For internal services, we do not use ALB. Therefore we somehow need to know of all the machines that are hosting a particular service at any moment in time. Once we have that information, we need to tell Envoy about it so that it can route requests to those services. Envoy does not know how to do service discovery. It relies on external services to provide it the requisite information. It exposes a gRPC contract which any service can implement and Envoy will ask that service to tell it the details of any service cluster. While one can definitely write a service discovery implementation on their own, there is already an excellent implementation available called Rotor. The rotor can use multiple methodologies to do service discovery. What we use is their support to scan the EC2 instances in our AWS account and group instances based on tags. Hence, if you have three instances that have tags saying that they host Feed Service, then Rotor is going to group them and let Envoy know that any of the requests to Feed Service must go to one of these instances.

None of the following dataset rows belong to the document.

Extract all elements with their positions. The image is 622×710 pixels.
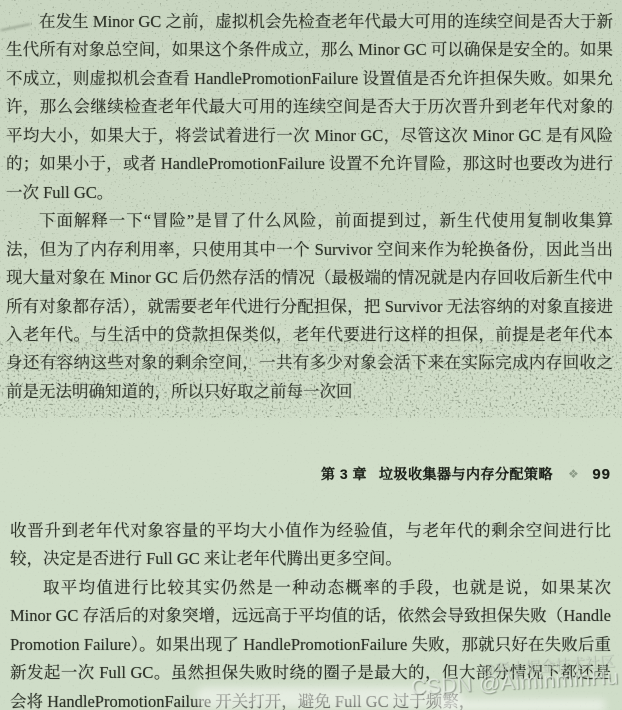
running-header: 第 3 章 垃圾收集器与内存分配策略 ❖ 99 bbox=[321, 464, 611, 484]
paragraph-continuation: 收晋升到老年代对象容量的平均大小值作为经验值，与老年代的剩余空间进行比较，决定是… bbox=[10, 517, 611, 574]
chapter-label: 第 3 章 bbox=[321, 464, 367, 484]
paragraph-minor-gc-check: 在发生 Minor GC 之前，虚拟机会先检查老年代最大可用的连续空间是否大于新… bbox=[6, 8, 613, 207]
page-99-text-block: 收晋升到老年代对象容量的平均大小值作为经验值，与老年代的剩余空间进行比较，决定是… bbox=[10, 517, 611, 710]
page-number: 99 bbox=[592, 466, 611, 483]
blur-redaction-strip bbox=[196, 687, 462, 708]
diamond-ornament-icon: ❖ bbox=[568, 467, 579, 481]
blur-redaction-strip bbox=[438, 699, 606, 710]
overleaf-text-block: 在发生 Minor GC 之前，虚拟机会先检查老年代最大可用的连续空间是否大于新… bbox=[6, 8, 613, 406]
paragraph-risk-explanation: 下面解释一下“冒险”是冒了什么风险，前面提到过，新生代使用复制收集算法，但为了内… bbox=[6, 207, 613, 406]
scanned-book-page: 在发生 Minor GC 之前，虚拟机会先检查老年代最大可用的连续空间是否大于新… bbox=[0, 0, 622, 710]
chapter-title: 垃圾收集器与内存分配策略 bbox=[379, 464, 553, 484]
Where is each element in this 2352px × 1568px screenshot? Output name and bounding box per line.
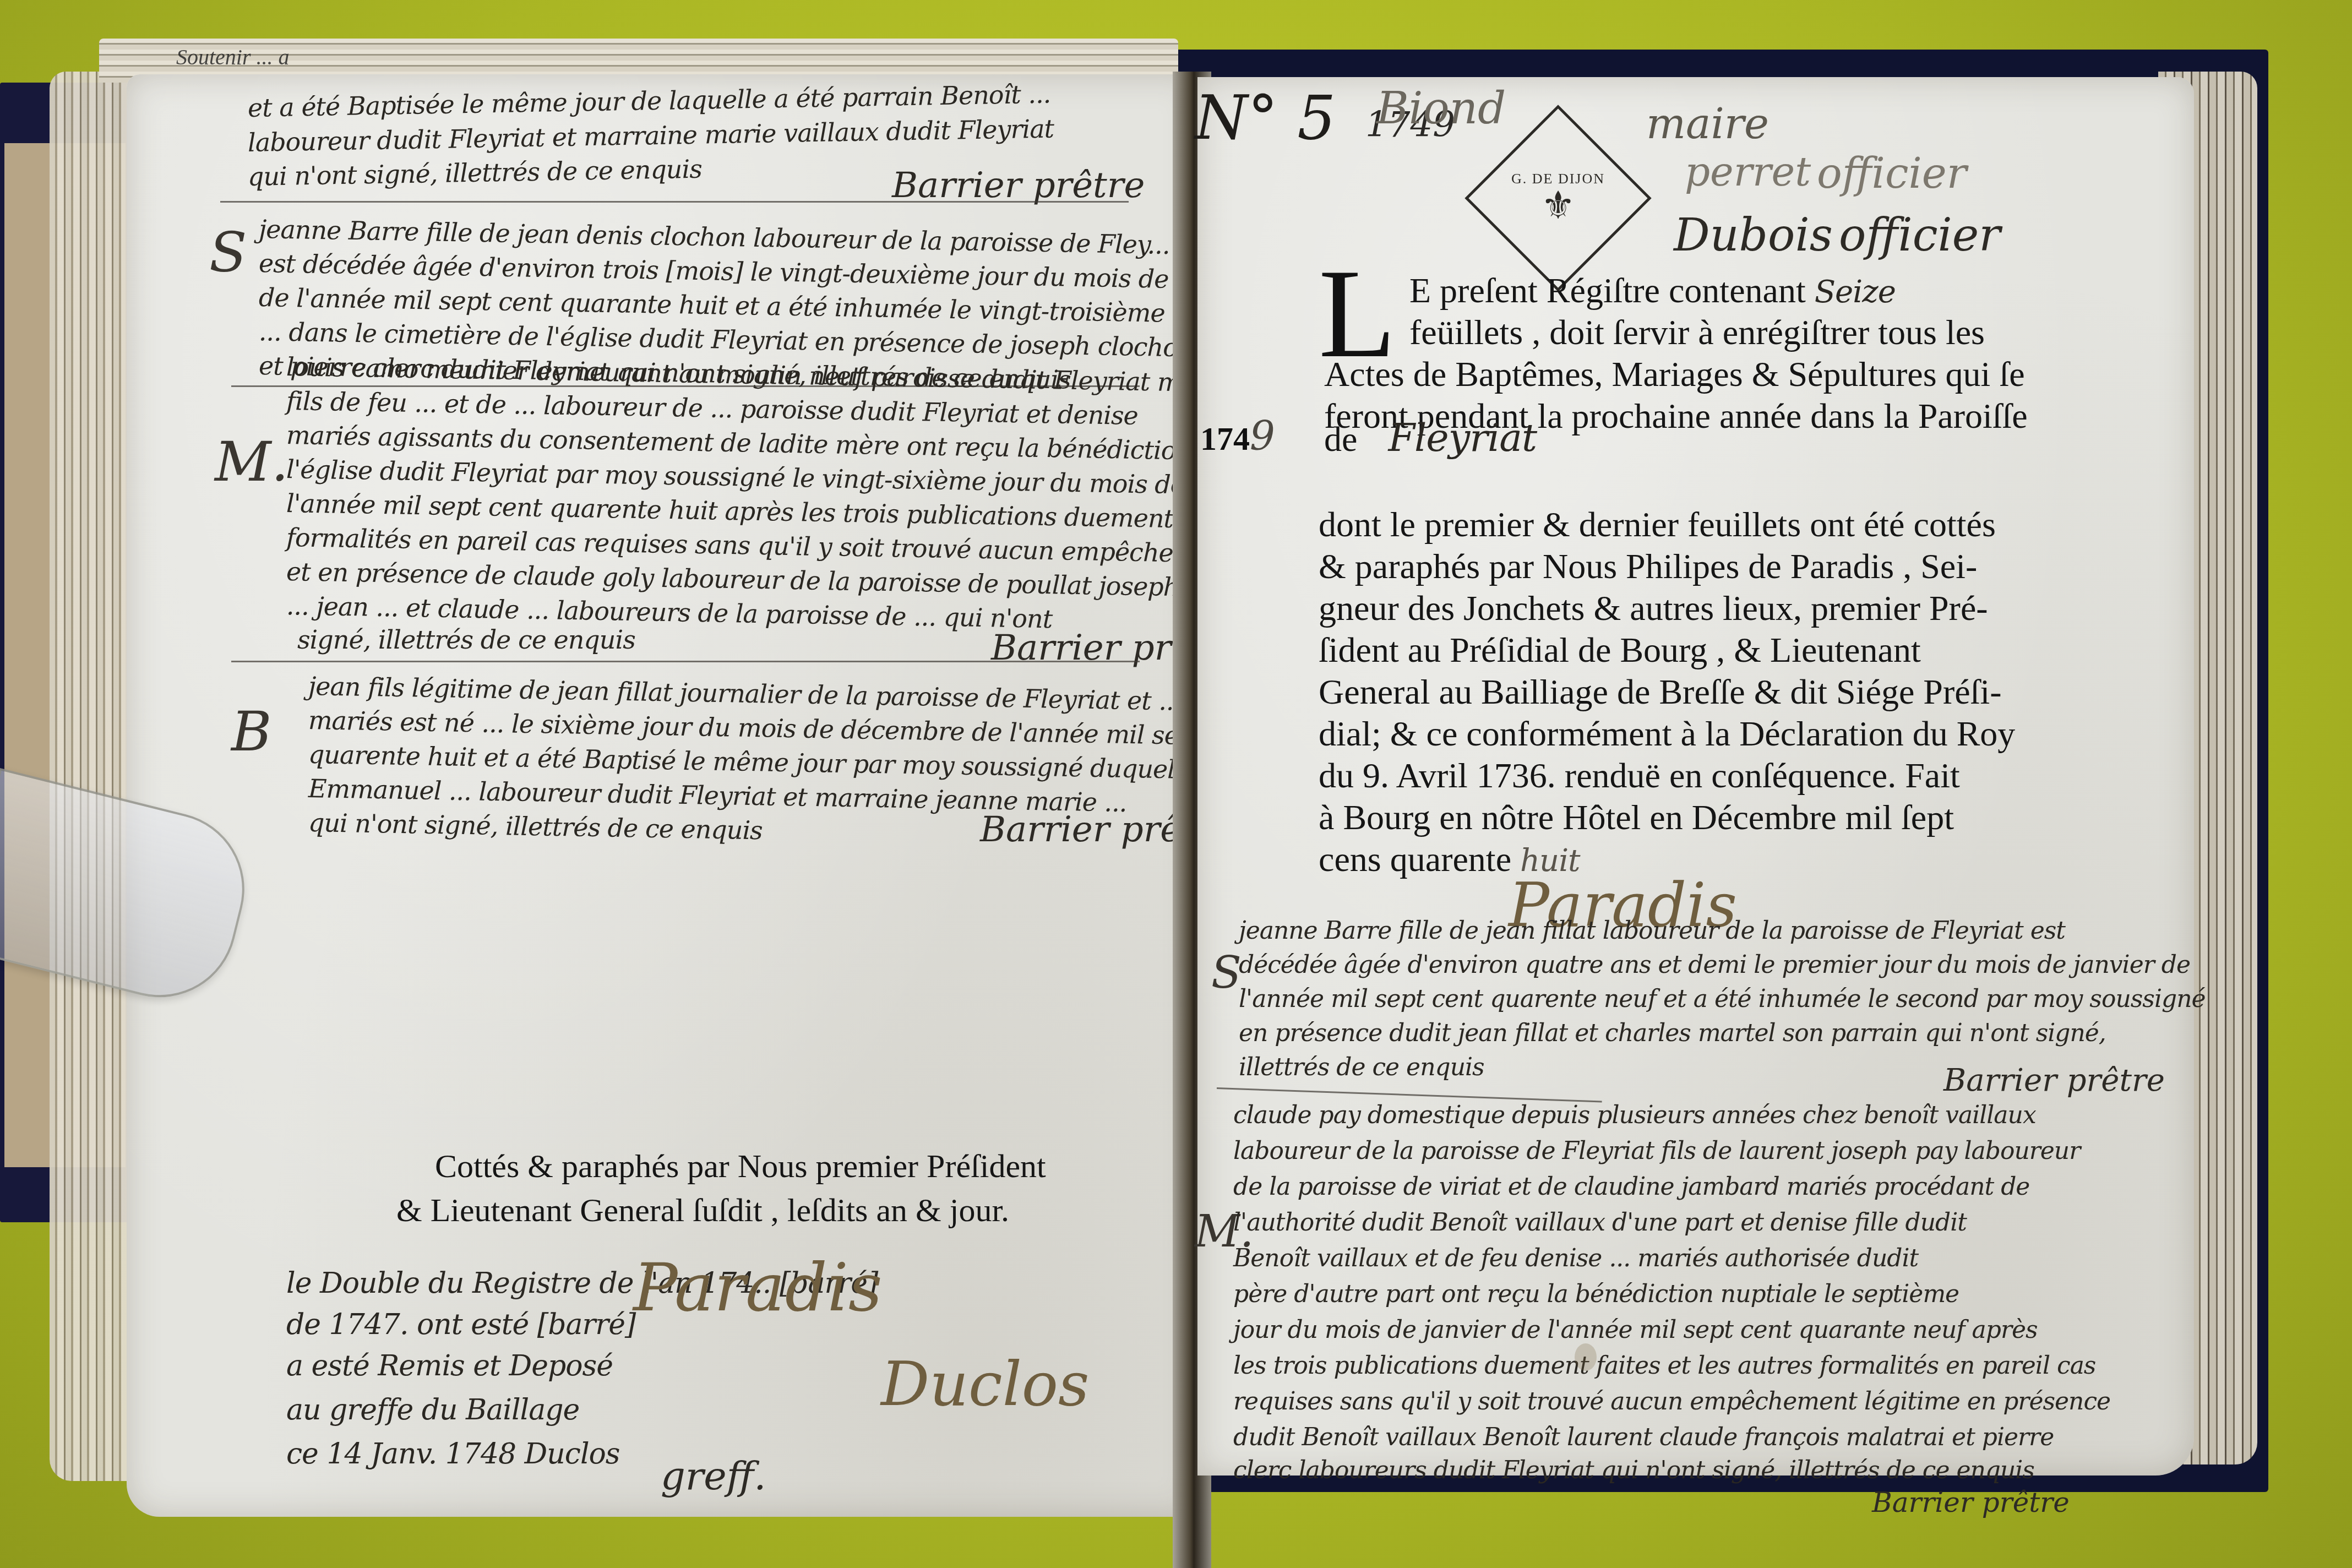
handwritten-line: claude pay domestique depuis plusieurs a… <box>1233 1098 2036 1133</box>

Envoy takes care of load balancing across these services. There are different load balancing policies that can be configured for Envoy. For load balancing, the knowledge of where the services reside is not enough. We also need to know if the services are healthy. For example, while Feed Service may be running on three machines, it might be hung on one of the machines and hence not responding to requests. We do not want Envoy to send requests to that instance even though Rotor reports that the service is running there. For this, Envoy supports health checks on services and it only routes traffic to instances that are healthy.

Summary

In this post, we take a high-level look at how microservices are developed at Unacademy. We have developed generic libraries and deployment scripts to complement the design choices we have made. These enable the developers to get their applications up and running in no time. The move to microservices has helped us tackle most of the problems we were trying to solve. These are our first steps in this direction and we anticipate a lot more experimentation and development on this front.